By adopting the Machine Behavior framework, we aim to foster a deeper, more nuanced understanding of the role of AI and ML in society. Such knowledge can inform better design, regulation, and governance of these systems, ensuring they are used ethically and beneficially. This is not just a technical challenge but also a social and behavioral science challenge, requiring us to bridge the gap between disciplines to fully understand and navigate the AI-infused future.
About the persons
Iyad Rahwan is the managing director of the Max Planck Institute for Human Development in Berlin, where he founded and directs the Center for Humans & Machines. He is an honorary professor of Electrical Engineering and Computer Science at the Technical University of Berlin. Until June 2020, he was an Associate Professor of Media Arts & Sciences at the Massachusetts Institute of Technology (MIT). Rahwan holds a Ph.D. from the University of Melbourne, Australia.

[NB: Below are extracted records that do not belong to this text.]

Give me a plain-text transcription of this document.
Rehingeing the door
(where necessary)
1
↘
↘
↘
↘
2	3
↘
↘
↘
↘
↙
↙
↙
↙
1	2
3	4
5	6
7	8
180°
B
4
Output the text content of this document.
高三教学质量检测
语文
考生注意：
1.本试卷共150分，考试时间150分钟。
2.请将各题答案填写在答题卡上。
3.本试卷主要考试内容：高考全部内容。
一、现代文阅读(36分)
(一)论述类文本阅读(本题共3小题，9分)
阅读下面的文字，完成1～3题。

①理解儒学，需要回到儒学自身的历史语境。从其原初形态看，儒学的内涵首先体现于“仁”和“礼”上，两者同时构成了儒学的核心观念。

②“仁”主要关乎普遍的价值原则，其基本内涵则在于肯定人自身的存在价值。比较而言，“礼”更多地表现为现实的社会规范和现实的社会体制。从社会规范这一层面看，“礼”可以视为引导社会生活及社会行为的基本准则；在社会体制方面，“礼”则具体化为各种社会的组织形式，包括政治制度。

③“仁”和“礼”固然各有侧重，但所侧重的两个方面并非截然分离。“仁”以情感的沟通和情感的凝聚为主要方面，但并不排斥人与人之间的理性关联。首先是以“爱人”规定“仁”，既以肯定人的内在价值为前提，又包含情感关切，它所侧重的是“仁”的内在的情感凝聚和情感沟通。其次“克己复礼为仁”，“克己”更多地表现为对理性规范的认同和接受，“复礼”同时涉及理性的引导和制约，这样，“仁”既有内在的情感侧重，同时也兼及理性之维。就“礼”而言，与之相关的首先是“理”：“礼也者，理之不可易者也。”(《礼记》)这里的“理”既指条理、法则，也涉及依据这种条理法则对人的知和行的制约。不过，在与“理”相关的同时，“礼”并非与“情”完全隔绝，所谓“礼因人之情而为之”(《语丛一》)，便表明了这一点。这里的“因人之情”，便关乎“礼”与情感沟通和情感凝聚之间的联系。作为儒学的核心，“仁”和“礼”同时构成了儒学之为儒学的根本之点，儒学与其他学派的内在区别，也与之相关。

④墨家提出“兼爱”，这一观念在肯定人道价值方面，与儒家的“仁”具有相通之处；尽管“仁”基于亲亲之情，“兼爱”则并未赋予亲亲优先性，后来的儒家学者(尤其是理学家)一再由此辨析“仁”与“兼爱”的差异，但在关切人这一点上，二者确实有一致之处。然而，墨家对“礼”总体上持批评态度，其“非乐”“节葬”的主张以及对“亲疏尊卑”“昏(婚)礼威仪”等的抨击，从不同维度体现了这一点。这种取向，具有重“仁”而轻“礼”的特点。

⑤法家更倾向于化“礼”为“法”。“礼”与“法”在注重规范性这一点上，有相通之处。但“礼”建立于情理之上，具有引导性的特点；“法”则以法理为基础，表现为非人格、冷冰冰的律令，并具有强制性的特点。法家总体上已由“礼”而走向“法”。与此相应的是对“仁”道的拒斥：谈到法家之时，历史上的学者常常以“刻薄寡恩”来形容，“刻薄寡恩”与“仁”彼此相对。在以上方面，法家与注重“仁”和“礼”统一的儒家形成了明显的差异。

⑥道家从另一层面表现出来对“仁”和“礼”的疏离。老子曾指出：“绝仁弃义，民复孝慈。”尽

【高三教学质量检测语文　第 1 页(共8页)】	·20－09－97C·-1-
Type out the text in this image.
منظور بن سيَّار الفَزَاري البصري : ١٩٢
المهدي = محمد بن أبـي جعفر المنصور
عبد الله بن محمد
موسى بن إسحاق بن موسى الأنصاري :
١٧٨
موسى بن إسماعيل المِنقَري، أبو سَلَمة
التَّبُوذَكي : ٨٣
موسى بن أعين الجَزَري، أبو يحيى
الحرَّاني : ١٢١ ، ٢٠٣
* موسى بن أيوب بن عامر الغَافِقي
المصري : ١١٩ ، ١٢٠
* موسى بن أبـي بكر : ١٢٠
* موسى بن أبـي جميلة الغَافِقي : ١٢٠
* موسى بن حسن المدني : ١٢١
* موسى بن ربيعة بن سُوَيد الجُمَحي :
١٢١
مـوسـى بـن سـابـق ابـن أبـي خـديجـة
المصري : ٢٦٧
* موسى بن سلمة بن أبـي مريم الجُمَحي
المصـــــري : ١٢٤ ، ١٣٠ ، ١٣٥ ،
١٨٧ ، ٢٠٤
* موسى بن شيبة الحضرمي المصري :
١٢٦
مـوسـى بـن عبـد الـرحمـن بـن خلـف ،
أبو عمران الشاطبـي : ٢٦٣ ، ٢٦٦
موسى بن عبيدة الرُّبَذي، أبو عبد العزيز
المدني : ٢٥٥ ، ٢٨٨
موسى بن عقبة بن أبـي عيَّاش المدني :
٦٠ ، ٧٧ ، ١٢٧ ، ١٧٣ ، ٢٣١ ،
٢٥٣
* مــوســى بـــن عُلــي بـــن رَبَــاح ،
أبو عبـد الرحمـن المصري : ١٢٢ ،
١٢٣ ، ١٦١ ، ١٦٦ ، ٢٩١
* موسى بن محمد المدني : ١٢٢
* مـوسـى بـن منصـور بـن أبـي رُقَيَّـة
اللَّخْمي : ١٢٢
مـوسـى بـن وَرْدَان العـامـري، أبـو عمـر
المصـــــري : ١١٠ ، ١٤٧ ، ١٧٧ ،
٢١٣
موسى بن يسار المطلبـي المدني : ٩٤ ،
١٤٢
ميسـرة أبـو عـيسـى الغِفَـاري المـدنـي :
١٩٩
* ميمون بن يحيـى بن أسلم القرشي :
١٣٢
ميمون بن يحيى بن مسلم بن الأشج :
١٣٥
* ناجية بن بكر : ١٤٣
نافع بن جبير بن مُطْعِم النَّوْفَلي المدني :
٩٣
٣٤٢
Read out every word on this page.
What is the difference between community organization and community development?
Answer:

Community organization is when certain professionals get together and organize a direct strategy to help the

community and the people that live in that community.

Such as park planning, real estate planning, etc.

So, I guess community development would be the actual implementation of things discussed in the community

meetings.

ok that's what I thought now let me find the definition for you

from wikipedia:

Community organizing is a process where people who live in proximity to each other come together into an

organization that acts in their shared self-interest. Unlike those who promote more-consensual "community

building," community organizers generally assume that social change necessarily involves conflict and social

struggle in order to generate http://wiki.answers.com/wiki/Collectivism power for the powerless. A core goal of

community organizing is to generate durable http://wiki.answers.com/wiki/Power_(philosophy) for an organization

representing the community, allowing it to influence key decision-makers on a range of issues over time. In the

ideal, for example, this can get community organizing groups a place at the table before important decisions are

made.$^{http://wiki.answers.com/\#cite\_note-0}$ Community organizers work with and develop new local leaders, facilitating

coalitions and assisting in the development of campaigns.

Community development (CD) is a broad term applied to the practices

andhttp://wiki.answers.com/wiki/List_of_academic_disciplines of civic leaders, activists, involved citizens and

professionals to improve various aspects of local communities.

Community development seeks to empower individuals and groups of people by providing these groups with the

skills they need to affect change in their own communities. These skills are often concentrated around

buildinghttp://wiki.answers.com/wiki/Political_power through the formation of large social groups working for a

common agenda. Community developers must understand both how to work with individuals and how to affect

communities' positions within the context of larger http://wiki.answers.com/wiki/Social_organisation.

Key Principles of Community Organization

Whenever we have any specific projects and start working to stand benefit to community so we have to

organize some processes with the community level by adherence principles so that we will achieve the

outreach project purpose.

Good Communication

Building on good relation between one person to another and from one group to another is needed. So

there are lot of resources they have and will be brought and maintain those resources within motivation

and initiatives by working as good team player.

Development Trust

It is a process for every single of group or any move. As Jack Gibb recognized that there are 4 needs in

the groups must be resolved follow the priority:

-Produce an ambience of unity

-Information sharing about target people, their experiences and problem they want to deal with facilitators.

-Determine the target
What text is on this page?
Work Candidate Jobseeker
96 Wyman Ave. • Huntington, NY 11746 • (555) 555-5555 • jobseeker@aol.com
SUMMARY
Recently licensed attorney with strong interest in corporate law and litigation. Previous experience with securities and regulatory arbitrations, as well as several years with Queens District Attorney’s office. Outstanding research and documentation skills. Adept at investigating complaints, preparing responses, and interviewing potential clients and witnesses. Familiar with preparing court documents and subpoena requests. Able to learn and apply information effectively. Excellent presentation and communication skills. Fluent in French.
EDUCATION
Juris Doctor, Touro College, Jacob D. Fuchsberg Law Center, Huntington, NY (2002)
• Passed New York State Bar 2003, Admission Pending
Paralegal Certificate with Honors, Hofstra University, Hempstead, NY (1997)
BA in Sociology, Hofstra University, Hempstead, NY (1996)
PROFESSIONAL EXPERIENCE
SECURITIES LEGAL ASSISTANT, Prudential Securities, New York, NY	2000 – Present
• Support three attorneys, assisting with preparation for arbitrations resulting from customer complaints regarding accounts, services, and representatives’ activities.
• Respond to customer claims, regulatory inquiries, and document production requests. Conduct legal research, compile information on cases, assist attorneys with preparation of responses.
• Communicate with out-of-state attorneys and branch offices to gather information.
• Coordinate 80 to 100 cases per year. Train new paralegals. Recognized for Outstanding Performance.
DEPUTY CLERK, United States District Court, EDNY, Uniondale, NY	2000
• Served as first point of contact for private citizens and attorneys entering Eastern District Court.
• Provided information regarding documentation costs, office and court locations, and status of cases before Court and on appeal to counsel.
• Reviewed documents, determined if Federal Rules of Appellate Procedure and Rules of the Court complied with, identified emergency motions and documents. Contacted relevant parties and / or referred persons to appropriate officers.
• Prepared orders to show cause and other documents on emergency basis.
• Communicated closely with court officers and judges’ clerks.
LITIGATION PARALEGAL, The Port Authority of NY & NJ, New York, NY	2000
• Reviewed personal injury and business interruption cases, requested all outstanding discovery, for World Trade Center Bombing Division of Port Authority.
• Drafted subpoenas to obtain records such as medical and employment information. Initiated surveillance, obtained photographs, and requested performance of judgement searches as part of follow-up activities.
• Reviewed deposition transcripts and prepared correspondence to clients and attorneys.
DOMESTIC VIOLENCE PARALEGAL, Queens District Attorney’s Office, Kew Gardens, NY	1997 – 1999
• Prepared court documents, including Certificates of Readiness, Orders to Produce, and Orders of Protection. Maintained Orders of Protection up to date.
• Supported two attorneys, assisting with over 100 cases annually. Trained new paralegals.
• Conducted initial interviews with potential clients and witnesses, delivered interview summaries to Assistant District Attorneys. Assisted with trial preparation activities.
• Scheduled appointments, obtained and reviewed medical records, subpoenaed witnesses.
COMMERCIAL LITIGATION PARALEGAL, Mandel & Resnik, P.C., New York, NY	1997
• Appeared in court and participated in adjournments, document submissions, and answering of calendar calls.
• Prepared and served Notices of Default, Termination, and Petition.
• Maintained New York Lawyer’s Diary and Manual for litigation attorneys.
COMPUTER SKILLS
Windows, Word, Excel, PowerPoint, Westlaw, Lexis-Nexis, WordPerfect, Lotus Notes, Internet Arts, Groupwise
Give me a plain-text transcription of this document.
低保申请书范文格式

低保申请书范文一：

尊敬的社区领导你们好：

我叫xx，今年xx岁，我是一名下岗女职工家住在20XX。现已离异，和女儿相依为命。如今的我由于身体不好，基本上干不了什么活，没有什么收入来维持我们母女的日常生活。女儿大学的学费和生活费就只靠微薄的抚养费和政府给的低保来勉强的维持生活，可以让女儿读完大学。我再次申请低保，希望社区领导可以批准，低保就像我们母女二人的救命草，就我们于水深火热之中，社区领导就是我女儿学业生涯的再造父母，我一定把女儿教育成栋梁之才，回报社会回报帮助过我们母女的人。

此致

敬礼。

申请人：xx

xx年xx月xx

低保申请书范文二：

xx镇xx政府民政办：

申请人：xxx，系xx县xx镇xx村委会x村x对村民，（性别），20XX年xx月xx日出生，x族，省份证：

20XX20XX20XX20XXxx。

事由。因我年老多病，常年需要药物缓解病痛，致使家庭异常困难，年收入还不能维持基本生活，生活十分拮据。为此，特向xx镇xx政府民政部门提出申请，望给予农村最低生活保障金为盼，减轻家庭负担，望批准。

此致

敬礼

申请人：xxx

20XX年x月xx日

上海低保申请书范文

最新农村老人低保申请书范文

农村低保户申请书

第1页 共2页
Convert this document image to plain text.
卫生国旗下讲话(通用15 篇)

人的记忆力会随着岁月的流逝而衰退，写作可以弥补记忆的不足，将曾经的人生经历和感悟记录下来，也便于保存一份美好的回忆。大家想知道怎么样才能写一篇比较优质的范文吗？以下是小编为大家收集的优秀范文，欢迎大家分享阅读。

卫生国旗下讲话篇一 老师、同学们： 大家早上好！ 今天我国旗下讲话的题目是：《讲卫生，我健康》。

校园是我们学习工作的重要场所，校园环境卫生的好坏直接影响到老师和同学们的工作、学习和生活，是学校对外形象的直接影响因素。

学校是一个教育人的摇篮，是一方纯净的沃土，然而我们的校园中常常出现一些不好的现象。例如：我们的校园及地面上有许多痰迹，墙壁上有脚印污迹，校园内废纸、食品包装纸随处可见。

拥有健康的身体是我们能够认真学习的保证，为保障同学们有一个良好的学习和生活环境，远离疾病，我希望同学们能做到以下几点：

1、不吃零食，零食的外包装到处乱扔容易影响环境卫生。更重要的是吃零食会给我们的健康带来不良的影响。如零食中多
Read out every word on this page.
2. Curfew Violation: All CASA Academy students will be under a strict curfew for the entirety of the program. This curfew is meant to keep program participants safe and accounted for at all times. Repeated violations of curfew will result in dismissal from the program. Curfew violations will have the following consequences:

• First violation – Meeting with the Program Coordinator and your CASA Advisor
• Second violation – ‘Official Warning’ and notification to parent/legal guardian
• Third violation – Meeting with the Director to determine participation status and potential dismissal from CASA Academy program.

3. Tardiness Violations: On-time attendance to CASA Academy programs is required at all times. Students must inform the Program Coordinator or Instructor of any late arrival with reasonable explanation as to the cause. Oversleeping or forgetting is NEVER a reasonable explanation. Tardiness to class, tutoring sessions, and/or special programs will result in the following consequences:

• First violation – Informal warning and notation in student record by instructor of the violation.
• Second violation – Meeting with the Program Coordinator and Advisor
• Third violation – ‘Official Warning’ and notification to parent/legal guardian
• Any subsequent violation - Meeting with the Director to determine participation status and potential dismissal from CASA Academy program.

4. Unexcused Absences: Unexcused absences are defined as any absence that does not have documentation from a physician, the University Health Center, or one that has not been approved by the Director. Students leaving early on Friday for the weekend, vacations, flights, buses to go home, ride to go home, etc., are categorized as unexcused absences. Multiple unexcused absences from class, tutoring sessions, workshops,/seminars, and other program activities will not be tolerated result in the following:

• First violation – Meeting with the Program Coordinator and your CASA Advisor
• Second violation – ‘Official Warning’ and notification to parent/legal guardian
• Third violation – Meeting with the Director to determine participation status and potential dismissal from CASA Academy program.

Jean-François Bonnefon is a Research Director at the Toulouse School of Economics and holds the Moral AI chair at the Artificial and Natural Intelligence Toulouse Institute. He conducts behavioral research on machine ethics and human-AI cooperation.
Aythami Morales is an Associate Professor at Universidad Autonoma de Madrid and a member of BiDA-Lab research group. He conducts research on machine learning applications with a special interest in responsible AI.